Option 2: Verification as a new step
Introducing invoice verification as a unique step meant that a verifier would be a specific role 1. Users have the option to automate by setting default verifiers based on invoice details. 2. If the customer uses Moss’s purchase request feature, pre-approved Invoices awaiting verification won’t need to be approved again.
✅ No duplicate approvals
Because invoice verification can work asynchronously from approvals, as long as the customer uses Moss’s pre-approval feature, pre-approved invoices that go through verification won’t need to be approved again.
✅ Automation and assistance
Design process
Introducing a whole new step in the accounting experience meant changes to many areas in the app involving both the accountant and the invoice verifier as users.
I started by mapping out the necessary steps for each user to complete in the Moss app.
Defining naming coventions
Since the concepts of “Verification” and “Approval” are very similar, I noticed that during design critiques, stakeholders would often use the more familiar word “approve” when referring to the verification step and the act of verifying. I could see that introducing this new step would be equally confusing to users, so I presented options for naming rules to help us set boundaries and make things easier to understand.
Option 1: “Approve” = step-specific
Option 2: “Approve” = action-specific
➡️ Decision: Option 1
We decided to use the term “approve” or “approval” only when referring to budget approvals because Option 2 would be more expensive, requiring us to rename the existing approval system.
Usability fixes
Internal feedback and user testing in initial designs showed that people had trouble making sense of the fields and widgets where the step is introduced.

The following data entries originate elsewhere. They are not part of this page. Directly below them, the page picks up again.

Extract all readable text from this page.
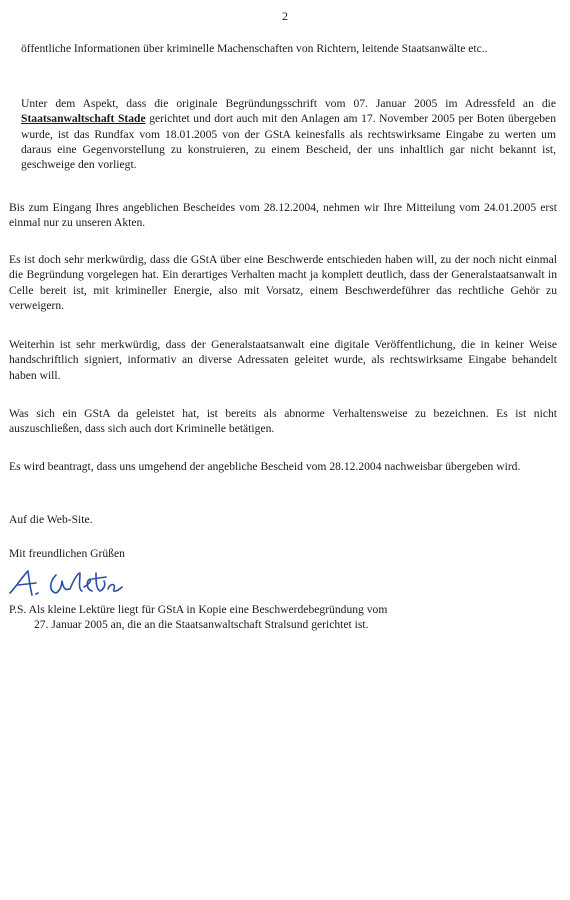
2

öffentliche Informationen über kriminelle Machenschaften von Richtern, leitende Staatsanwälte etc..

Unter dem Aspekt, dass die originale Begründungsschrift vom 07. Januar 2005 im Adressfeld an die Staatsanwaltschaft Stade gerichtet und dort auch mit den Anlagen am 17. November 2005 per Boten übergeben wurde, ist das Rundfax vom 18.01.2005 von der GStA keinesfalls als rechtswirksame Eingabe zu werten um daraus eine Gegenvorstellung zu konstruieren, zu einem Bescheid, der uns inhaltlich gar nicht bekannt ist, geschweige den vorliegt.

Bis zum Eingang Ihres angeblichen Bescheides vom 28.12.2004, nehmen wir Ihre Mitteilung vom 24.01.2005 erst einmal nur zu unseren Akten.

Es ist doch sehr merkwürdig, dass die GStA über eine Beschwerde entschieden haben will, zu der noch nicht einmal die Begründung vorgelegen hat. Ein derartiges Verhalten macht ja komplett deutlich, dass der Generalstaatsanwalt in Celle bereit ist, mit krimineller Energie, also mit Vorsatz, einem Beschwerdeführer das rechtliche Gehör zu verweigern.

Weiterhin ist sehr merkwürdig, dass der Generalstaatsanwalt eine digitale Veröffentlichung, die in keiner Weise handschriftlich signiert, informativ an diverse Adressaten geleitet wurde, als rechtswirksame Eingabe behandelt haben will.

Was sich ein GStA da geleistet hat, ist bereits als abnorme Verhaltensweise zu bezeichnen. Es ist nicht auszuschließen, dass sich auch dort Kriminelle betätigen.

Es wird beantragt, dass uns umgehend der angebliche Bescheid vom 28.12.2004 nachweisbar übergeben wird.

Auf die Web-Site.

Mit freundlichen Grüßen

P.S. Als kleine Lektüre liegt für GStA in Kopie eine Beschwerdebegründung vom
27. Januar 2005 an, die an die Staatsanwaltschaft Stralsund gerichtet ist.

Upon further fixes, the concept was much more understandable to stakeholders and customers
❌ Before
✅ After
Improvements to design system
Previously, design guidelines required that employees approved/rejected expenses through a dialog component. However, because insights from user research indicated that it was crucial for employees to be able to view the scan of the expense in order to inform the accountant whether changes were necessary, I convinced the team to transition towards the drawer component for these interactions.

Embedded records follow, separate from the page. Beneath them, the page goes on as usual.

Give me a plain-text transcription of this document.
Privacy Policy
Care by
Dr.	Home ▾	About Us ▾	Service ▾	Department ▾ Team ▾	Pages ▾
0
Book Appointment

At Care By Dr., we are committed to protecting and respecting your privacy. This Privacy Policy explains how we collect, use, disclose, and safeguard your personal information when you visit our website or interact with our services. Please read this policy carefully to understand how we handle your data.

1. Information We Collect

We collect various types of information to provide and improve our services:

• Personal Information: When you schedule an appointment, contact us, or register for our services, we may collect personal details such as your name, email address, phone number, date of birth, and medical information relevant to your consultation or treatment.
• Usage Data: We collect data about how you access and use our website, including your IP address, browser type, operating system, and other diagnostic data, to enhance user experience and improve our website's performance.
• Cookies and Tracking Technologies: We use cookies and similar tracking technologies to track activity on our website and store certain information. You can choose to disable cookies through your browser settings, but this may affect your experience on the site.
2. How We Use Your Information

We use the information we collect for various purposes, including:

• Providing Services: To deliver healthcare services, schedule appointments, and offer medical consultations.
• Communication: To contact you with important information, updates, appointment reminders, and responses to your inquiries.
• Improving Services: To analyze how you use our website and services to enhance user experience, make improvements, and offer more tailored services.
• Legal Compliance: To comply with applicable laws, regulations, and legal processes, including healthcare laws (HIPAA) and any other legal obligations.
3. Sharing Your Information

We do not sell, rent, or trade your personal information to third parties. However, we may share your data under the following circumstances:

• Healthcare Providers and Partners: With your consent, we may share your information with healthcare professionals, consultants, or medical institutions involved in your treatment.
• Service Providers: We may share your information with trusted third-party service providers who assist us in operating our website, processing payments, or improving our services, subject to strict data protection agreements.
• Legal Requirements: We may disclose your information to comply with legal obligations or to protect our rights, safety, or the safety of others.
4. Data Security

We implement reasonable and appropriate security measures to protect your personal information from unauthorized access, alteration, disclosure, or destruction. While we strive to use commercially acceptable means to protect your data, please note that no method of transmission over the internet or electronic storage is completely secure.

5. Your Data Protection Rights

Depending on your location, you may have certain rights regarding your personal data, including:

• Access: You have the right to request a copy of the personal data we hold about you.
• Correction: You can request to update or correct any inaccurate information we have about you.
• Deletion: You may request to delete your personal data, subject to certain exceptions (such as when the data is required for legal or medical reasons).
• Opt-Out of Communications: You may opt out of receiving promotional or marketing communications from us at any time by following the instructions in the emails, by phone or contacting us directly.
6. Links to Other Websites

❌ Before: Dialogue component
✅ After: Drawer component
A clearer user overview
Allowing invoice verification to be a distinct step in the Moss accounting experience means more transparency for the user. Here, once invoices are pending verification, finance teams can easily see the progress by clicking through the tabs. Under the “Verify” tab, is a table with tailored information for what they need to know. For example, they can see if any invoices are taking longer than they should and send out reminders.
Outcome
Feedback and beta testing has shown extremely positive reactions to the solution. All customers previously blocked by the invoice module were satisfied with our solution. These customers represent a large part of Moss’ 100% SaaS ARR growth and 120% net revenue retention in the past year.
“We've been especially pleased by the team's responsiveness to our product feedback, especially around controlling and accounting. It's refreshing to see the speed at which they continue to deliver a product that fundamentally improves the day-to-day of our finance teams.”

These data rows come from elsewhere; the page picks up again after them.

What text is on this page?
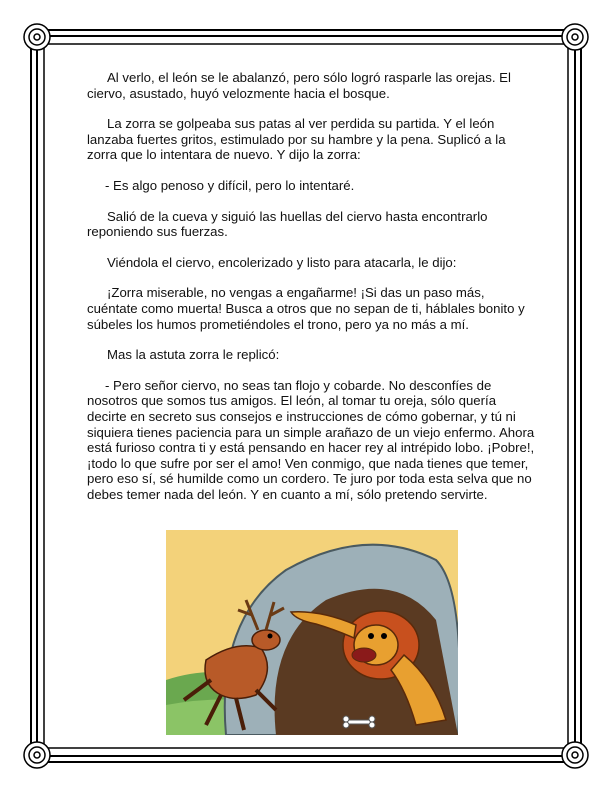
Al verlo, el león se le abalanzó, pero sólo logró rasparle las orejas. El ciervo, asustado, huyó velozmente hacia el bosque.

La zorra se golpeaba sus patas al ver perdida su partida. Y el león lanzaba fuertes gritos, estimulado por su hambre y la pena. Suplicó a la zorra que lo intentara de nuevo. Y dijo la zorra:

- Es algo penoso y difícil, pero lo intentaré.

Salió de la cueva y siguió las huellas del ciervo hasta encontrarlo reponiendo sus fuerzas.

Viéndola el ciervo, encolerizado y listo para atacarla, le dijo:

¡Zorra miserable, no vengas a engañarme! ¡Si das un paso más, cuéntate como muerta! Busca a otros que no sepan de ti, háblales bonito y súbeles los humos prometiéndoles el trono, pero ya no más a mí.

Mas la astuta zorra le replicó:

- Pero señor ciervo, no seas tan flojo y cobarde. No desconfíes de nosotros que somos tus amigos. El león, al tomar tu oreja, sólo quería decirte en secreto sus consejos e instrucciones de cómo gobernar, y tú ni siquiera tienes paciencia para un simple arañazo de un viejo enfermo. Ahora está furioso contra ti y está pensando en hacer rey al intrépido lobo. ¡Pobre!, ¡todo lo que sufre por ser el amo! Ven conmigo, que nada tienes que temer, pero eso sí, sé humilde como un cordero. Te juro por toda esta selva que no debes temer nada del león. Y en cuanto a mí, sólo pretendo servirte.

Fritz Cramer / Cosuno GmbH
Project Limitations
Due to practical and technical limitations of the project, we relied mainly on qualitative feedback from customers who were at high risk of churning. Measuring completion of invoice processing was not realistic due to a variety of factors within customer processes.
In the future, I would keep an eye on the following within the target customer segment: Feature-usage rate and average number of times (plus reasons) an invoice is sent back during verification. The next steps would be to figure out more ways to automate verifier selection so as to ease the accountant’s time spent tracking down the correct person.